Monday, August 18, 2008

Oradea: My Father's Memory

The first thing we did in Oradea was visiting the cemetery. I always say that you can remember a lost loved one anywhere, not necessarily in the cemetery, where you actually see and touch the physical evidence of the person's death. Well, when it comes to my father, this theory doesn't really work. He was and remained very special to me and to all around him. Most of his life is still a mystery to me, as I don't remember many of the stories he told me about his life before I was born.

He was born in 1917 in a traditional Jewish family (1 out of 8 children) in the little village of Szentjob (Bihor county). His family, as many other Jewish families in other little villages in the area, owned the village shop and later a soda water filling station. He absorbed trade as a small child, while helping around the shop. One story I remember was how he was sent, as a child, alone on a horse carriage to the big city of Oradea to one of the rich suppliers in town to bring goods for the shop. He loved to tell me the part where the supplier ordered his servants around to treat him as a VIP, bring him breakfast and anything else he needed. This must have made a big impression on him.

His entire family was deported to Auschwitz (just one sister came back), while he was in a forced labor or prisoner camp in Ukraine. There he learned to be a tailor.

What made him with his 7-grade education and above history the exceptional person loved and respected by everybody around him? Must be the unique combination of his personal integrity and beliefs, his sharp mind, his kindness, willingness to help and endless generosity. I hoped to meet someone who knew him and could attest his qualities for Dan.

Being a prominent leader of Oradea's Jewish Community, he planted zionism in me and the memories of Jewish tradition. His first heart attack, at the age of 60, just 2 weeks after he retired full of plans to turn our garden into a "garden of Eden", left us suddenly with a huge hole in our lives and souls, changing them irreversibly.

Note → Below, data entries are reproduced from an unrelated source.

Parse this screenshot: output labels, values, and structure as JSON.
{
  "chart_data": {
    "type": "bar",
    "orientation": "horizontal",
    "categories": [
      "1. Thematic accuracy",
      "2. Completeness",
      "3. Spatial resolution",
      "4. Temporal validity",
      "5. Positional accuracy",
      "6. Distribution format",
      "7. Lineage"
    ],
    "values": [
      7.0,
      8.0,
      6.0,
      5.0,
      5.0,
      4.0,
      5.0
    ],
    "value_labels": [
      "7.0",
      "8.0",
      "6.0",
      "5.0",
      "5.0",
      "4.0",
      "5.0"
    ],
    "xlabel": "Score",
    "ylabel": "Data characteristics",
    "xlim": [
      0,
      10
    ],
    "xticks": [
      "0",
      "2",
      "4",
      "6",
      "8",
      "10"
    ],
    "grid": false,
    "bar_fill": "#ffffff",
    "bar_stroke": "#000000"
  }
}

Although my mother hired someone to pray Kadish for the transcendence of his soul for an entire year, I remember the masked sadness in his voice when mentioning, in his lifetime, not having a son to do that for him. So here I stand, in front of his grave with my son Dan, prayer book in his hand, hoping Apu is pleased and can rest in peace. My mind wonders around the hypotethical question of how he and Dan would have got along and about the huge forces that make us try to please our parents even after their death. "He would have been very proud of your achievements" says Eva and I wordlesly thank her for saying the right thing.
In a previous conversation she told me how happy my mother's entire family was to have him with them. My second cousin, Pop Ioan, told me a story I didn't know. He very much wanted to buy one of the first cars in Oradea when he was young and couldn't afford it. He turned to my father for advice (although he is related to my mother) and got the entire sum as a loan. No repay date, just a promise that he would occasionaly take him to visit the Jewish cemetery in Szentjob, where he arranged for a yearly payment to an ex-neighbor to take care of it.

Next day we are visiting the Zion neolog synagogue, where I got married in 1980. After being closed for many years following acts of vandalism, it is now somewhat renovated, although ripped off its past glory. An old man in charge shows us around, points at the places of the beautiful stolen chandeliers and asks for a donation. As we are about to leave, he asks me for my name. "Berger Erika" I say, "the daughter of Berger Jeno." "The tailor?" he enquires? "Yes". "I knew him. He helped me and gave me clothes 'cause I was poor."